Ia segera mengisi penuh empat jeriken kecil, tahu bahwa ini adalah bahan bakar yang cukup untuk perjalanan panjang mereka ke Serang.
Tepat ketika Maya selesai mengisi jeriken terakhir, suara peluit keras terdengar dari arah jalur kereta.
Suara Naga Hitam (Jauh): "PERHATIAN! KERETA ITU BERHENTI DI STASIUN TIGA! KEPUNG GUDANG BAHAN BAKAR!"
Mereka sudah tiba!

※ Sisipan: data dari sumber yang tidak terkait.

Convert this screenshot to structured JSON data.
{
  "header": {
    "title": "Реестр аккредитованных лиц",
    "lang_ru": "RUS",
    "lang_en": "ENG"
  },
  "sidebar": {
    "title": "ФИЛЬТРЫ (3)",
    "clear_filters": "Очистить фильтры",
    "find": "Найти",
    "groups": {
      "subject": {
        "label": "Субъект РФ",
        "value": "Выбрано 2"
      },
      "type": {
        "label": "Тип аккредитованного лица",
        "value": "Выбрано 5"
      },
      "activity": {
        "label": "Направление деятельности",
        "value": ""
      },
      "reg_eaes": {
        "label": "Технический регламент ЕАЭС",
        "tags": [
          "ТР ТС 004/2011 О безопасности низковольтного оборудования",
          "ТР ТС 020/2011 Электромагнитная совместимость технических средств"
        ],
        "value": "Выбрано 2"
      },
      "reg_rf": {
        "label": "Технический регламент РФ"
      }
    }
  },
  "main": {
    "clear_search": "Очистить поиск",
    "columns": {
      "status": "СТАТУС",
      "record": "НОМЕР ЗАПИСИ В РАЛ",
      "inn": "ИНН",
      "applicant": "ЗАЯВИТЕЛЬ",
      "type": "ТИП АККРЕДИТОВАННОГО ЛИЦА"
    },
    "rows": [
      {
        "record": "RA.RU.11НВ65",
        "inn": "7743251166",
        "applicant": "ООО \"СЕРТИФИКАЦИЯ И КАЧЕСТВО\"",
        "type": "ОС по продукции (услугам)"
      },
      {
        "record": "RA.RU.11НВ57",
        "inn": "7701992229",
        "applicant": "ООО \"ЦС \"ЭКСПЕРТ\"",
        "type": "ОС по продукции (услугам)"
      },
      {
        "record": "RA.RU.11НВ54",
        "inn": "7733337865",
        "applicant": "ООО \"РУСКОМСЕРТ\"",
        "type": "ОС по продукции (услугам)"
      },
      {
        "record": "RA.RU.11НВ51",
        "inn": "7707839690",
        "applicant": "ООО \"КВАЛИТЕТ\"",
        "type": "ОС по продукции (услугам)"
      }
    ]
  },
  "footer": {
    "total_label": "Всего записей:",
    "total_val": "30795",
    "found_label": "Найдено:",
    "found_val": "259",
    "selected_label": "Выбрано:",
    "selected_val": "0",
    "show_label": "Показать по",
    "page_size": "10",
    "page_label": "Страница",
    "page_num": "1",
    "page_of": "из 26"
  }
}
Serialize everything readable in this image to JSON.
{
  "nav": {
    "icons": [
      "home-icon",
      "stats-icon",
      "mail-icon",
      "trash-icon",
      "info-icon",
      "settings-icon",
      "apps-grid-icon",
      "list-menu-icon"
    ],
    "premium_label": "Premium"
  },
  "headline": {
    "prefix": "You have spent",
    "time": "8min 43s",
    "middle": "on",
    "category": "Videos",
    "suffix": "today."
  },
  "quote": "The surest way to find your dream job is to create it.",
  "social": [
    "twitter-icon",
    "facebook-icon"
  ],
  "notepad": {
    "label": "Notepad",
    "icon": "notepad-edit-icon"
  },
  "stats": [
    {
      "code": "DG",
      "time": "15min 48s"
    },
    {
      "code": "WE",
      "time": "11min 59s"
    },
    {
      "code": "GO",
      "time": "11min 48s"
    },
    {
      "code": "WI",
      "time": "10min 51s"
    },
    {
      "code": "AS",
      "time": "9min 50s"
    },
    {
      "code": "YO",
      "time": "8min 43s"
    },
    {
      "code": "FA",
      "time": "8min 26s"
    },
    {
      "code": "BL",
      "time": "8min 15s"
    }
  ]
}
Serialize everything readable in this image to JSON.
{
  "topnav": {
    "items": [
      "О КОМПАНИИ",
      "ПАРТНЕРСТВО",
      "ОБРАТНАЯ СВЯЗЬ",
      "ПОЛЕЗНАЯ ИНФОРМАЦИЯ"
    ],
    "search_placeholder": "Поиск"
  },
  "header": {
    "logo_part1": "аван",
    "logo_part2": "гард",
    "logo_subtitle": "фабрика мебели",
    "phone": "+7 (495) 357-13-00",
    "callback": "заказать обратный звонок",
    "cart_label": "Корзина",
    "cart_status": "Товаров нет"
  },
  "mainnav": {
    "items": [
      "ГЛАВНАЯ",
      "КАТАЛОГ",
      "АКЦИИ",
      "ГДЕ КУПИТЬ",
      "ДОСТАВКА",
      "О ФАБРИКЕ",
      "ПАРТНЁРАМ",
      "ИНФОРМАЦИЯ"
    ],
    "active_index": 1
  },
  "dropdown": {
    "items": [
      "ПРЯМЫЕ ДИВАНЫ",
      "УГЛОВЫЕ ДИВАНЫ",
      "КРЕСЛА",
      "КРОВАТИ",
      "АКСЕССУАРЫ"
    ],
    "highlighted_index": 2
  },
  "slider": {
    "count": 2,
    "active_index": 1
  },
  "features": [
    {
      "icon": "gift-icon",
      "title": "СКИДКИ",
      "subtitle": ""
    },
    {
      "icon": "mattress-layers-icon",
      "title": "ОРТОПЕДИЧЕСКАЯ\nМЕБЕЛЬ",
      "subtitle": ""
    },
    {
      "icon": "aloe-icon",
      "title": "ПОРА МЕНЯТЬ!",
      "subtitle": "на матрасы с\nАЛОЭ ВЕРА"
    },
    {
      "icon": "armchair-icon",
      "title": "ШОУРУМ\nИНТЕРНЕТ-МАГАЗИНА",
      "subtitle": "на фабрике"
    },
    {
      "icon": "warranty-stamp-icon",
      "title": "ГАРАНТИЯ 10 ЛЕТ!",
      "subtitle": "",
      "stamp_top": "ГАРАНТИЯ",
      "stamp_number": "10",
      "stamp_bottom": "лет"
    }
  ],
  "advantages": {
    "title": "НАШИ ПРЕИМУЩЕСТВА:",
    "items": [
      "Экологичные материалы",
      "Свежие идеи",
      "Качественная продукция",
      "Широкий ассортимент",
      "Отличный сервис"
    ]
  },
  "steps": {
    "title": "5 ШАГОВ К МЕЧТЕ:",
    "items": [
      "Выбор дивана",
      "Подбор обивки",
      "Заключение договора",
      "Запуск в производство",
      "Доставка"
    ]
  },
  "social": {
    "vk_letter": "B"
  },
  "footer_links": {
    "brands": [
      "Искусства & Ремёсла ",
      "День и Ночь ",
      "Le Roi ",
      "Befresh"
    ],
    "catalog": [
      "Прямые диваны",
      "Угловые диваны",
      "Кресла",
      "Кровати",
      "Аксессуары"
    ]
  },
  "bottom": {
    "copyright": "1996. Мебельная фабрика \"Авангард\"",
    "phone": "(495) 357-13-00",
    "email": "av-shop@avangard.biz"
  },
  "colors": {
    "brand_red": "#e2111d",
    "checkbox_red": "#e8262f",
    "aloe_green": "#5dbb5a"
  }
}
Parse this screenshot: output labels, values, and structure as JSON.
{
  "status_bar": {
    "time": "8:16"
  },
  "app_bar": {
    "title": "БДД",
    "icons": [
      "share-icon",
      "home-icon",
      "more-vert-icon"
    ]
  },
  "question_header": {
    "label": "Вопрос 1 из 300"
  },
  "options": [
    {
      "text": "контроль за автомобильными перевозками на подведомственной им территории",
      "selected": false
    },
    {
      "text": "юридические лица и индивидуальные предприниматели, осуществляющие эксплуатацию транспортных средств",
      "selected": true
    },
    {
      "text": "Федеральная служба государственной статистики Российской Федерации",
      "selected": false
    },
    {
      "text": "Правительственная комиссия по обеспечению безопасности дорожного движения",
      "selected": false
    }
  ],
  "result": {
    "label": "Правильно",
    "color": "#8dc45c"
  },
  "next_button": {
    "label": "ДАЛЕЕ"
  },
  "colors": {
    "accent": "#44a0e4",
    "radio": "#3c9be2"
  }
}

Tim Naga Hitam dari Stasiun Dua dan tim pendukung telah mengejar mereka dengan cepat.
Maya: (Mengecek denyut nadi Arya) "Arya, kau harus tetap sadar. Kita akan melewati Stasiun Dua. Kau harus memberitahu kami, di mana letak menara air itu!"
Arya: (Membuka mata dengan susah payah, setiap kata adalah perjuangan) "Menara air... di tikungan pertama. Sebelum stasiun. Penembak jitu... berada di... ketinggian tiga meter... di atas atap menara. Jarak tembak... maksimal 50 meter. Di sanalah... mereka akan... menembak..."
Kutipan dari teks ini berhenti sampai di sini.